SERANG — Kabupaten Serang tidak lagi menilai keberhasilan dunia pendidikan hanya dari angka kelulusan atau prestasi akademik. Melalui kebijakan terbaru, Pemkab Serang mewajibkan penguatan pendidikan karakter berbasis Al-Quran di seluruh jenjang sekolah, dengan menjadikan program tartil dan tahfiz sebagai instrumen utama pembentukan integritas dan kedisiplinan siswa.
Wakil Bupati Serang Muhammad Najib Hamas menyampaikan, kebijakan ini merupakan respons langsung terhadap krisis pendidikan karakter yang tengah dihadapi bangsa. Para siswa dinilai membutuhkan fondasi moral yang kokoh agar mampu menangkal pengaruh negatif di tengah arus informasi yang semakin deras.
Mengapa Pemkab Serang Mengambil Langkah Ini?
"Kita sedang menghadapi krisis pendidikan karakter. Karena itu, Pemkab Serang mendorong setiap sekolah memiliki instrumen pembelajaran yang mengedepankan pendidikan karakter. Program tartil dan tahfiz Al-Quran menjadi instrumen penting untuk membentuk generasi berakhlak," kata Najib di Serang, Minggu.
Kebijakan ini lahir dari keprihatinan terhadap degradasi moral yang kian masif. Pemkab Serang menilai, sekolah tidak boleh hanya menjadi pabrik pencetak nilai rapor, tetapi harus menjadi taman pembentukan akhlak yang bermanfaat bagi kehidupan bermasyarakat.
Apresiasi untuk Yayasan Bina Insan Kragilan
Sebagai bentuk dukungan terhadap inisiatif masyarakat, Pemkab Serang memberikan apresiasi khusus kepada Yayasan Bina Insan Kragilan. Lembaga pendidikan ini dinilai konsisten mencetak generasi Qurani melalui Metode Ummi, sebuah pendekatan pembelajaran Al-Quran yang terstruktur dan mudah dicerna siswa.
Apresiasi tersebut disampaikan Najib saat menghadiri acara Khotmul Quran dan Imtihan ke-5 yang diikuti 220 siswa SDIT dan SMPIT Bina Insan Kragilan.
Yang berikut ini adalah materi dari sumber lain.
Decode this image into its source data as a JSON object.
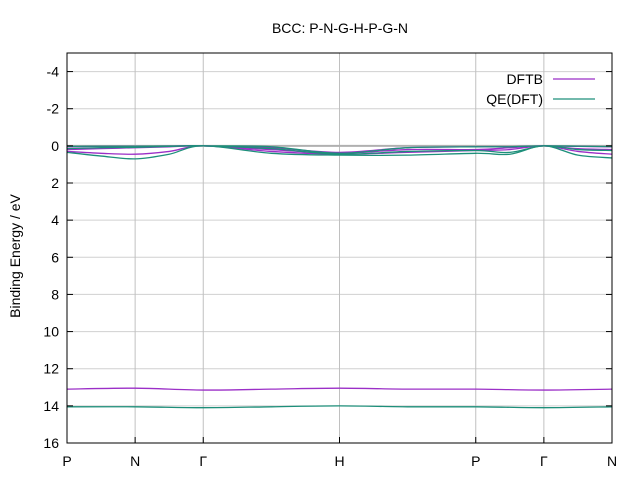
{
  "chart_data": {
    "type": "line",
    "title": "BCC: P-N-G-H-P-G-N",
    "xlabel": "",
    "ylabel": "Binding Energy / eV",
    "y_reversed": true,
    "ylim": [
      -5,
      16
    ],
    "yticks": [
      -4,
      -2,
      0,
      2,
      4,
      6,
      8,
      10,
      12,
      14,
      16
    ],
    "xlim": [
      0,
      8
    ],
    "kpoints": [
      {
        "label": "P",
        "x": 0
      },
      {
        "label": "N",
        "x": 1
      },
      {
        "label": "Γ",
        "x": 2
      },
      {
        "label": "H",
        "x": 4
      },
      {
        "label": "P",
        "x": 6
      },
      {
        "label": "Γ",
        "x": 7
      },
      {
        "label": "N",
        "x": 8
      }
    ],
    "grid": true,
    "legend_position": "top-right",
    "legend": [
      {
        "label": "DFTB",
        "color": "#9b2fc7"
      },
      {
        "label": "QE(DFT)",
        "color": "#1d8f7a"
      }
    ],
    "reference_line": {
      "y": 0,
      "color": "#b0b0b0"
    },
    "series": [
      {
        "name": "DFTB",
        "color": "#9b2fc7",
        "bands": [
          {
            "x": [
              0,
              0.5,
              1,
              1.5,
              2,
              3,
              4,
              5,
              6,
              6.5,
              7,
              7.5,
              8
            ],
            "y": [
              0.3,
              0.4,
              0.45,
              0.3,
              0.0,
              0.3,
              0.45,
              0.35,
              0.25,
              0.2,
              0.0,
              0.3,
              0.45
            ]
          },
          {
            "x": [
              0,
              0.5,
              1,
              1.5,
              2,
              3,
              4,
              5,
              6,
              6.5,
              7,
              7.5,
              8
            ],
            "y": [
              0.2,
              0.15,
              0.1,
              0.05,
              0.0,
              0.2,
              0.4,
              0.2,
              0.2,
              0.1,
              0.0,
              0.15,
              0.2
            ]
          },
          {
            "x": [
              0,
              0.5,
              1,
              1.5,
              2,
              3,
              4,
              5,
              6,
              6.5,
              7,
              7.5,
              8
            ],
            "y": [
              0.05,
              0.03,
              0.02,
              0.01,
              0.0,
              0.1,
              0.35,
              0.1,
              0.05,
              0.05,
              0.0,
              0.03,
              0.05
            ]
          },
          {
            "x": [
              0,
              1,
              2,
              3,
              4,
              5,
              6,
              7,
              8
            ],
            "y": [
              13.1,
              13.05,
              13.15,
              13.1,
              13.05,
              13.1,
              13.1,
              13.15,
              13.1
            ]
          }
        ]
      },
      {
        "name": "QE(DFT)",
        "color": "#1d8f7a",
        "bands": [
          {
            "x": [
              0,
              0.5,
              1,
              1.5,
              2,
              3,
              4,
              5,
              6,
              6.5,
              7,
              7.5,
              8
            ],
            "y": [
              0.35,
              0.55,
              0.7,
              0.45,
              0.0,
              0.4,
              0.5,
              0.5,
              0.4,
              0.45,
              0.0,
              0.5,
              0.65
            ]
          },
          {
            "x": [
              0,
              0.5,
              1,
              1.5,
              2,
              3,
              4,
              5,
              6,
              6.5,
              7,
              7.5,
              8
            ],
            "y": [
              0.15,
              0.1,
              0.08,
              0.03,
              0.0,
              0.15,
              0.45,
              0.3,
              0.25,
              0.35,
              0.0,
              0.2,
              0.25
            ]
          },
          {
            "x": [
              0,
              0.5,
              1,
              1.5,
              2,
              3,
              4,
              5,
              6,
              6.5,
              7,
              7.5,
              8
            ],
            "y": [
              0.03,
              0.02,
              0.02,
              0.01,
              0.0,
              0.05,
              0.4,
              0.1,
              0.05,
              0.05,
              0.0,
              0.02,
              0.04
            ]
          },
          {
            "x": [
              0,
              1,
              2,
              3,
              4,
              5,
              6,
              7,
              8
            ],
            "y": [
              14.05,
              14.05,
              14.1,
              14.05,
              14.0,
              14.05,
              14.05,
              14.1,
              14.05
            ]
          }
        ]
      }
    ]
  }
}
Momen ini menjadi bukti nyata bahwa kolaborasi antara pemerintah dan lembaga pendidikan swasta mampu menghadirkan ekosistem belajar yang selaras dengan visi daerah.
"Ikhtiar ini sejalan dengan visi Pemkab Serang untuk melahirkan generasi yang mencintai Al Quran, mengamalkannya, dan meneruskannya ke generasi berikutnya," ujar Najib.
Sinergi Empat Pilar Kunci Keberhasilan
Pemkab Serang menekankan bahwa program ini tidak akan berjalan optimal tanpa kolaborasi solid antar pemangku kepentingan. Terdapat empat pilar utama yang harus bersinergi: pemerintah daerah, lembaga pendidikan, yayasan, dan orang tua.
Kemitraan ini dinilai krusial untuk menciptakan lingkungan belajar yang berkelanjutan. Pendidikan karakter tidak boleh berhenti di gerbang sekolah, melainkan harus berlanjut hingga ke lingkungan keluarga dan masyarakat.
Dengan penguatan empat pilar tersebut, Pemkab Serang optimistis mampu mencetak sumber daya manusia berkualitas tinggi. Targetnya jelas: melahirkan generasi yang unggul secara akademis sekaligus memiliki fondasi akhlak yang kuat dalam menghadapi tantangan masa depan.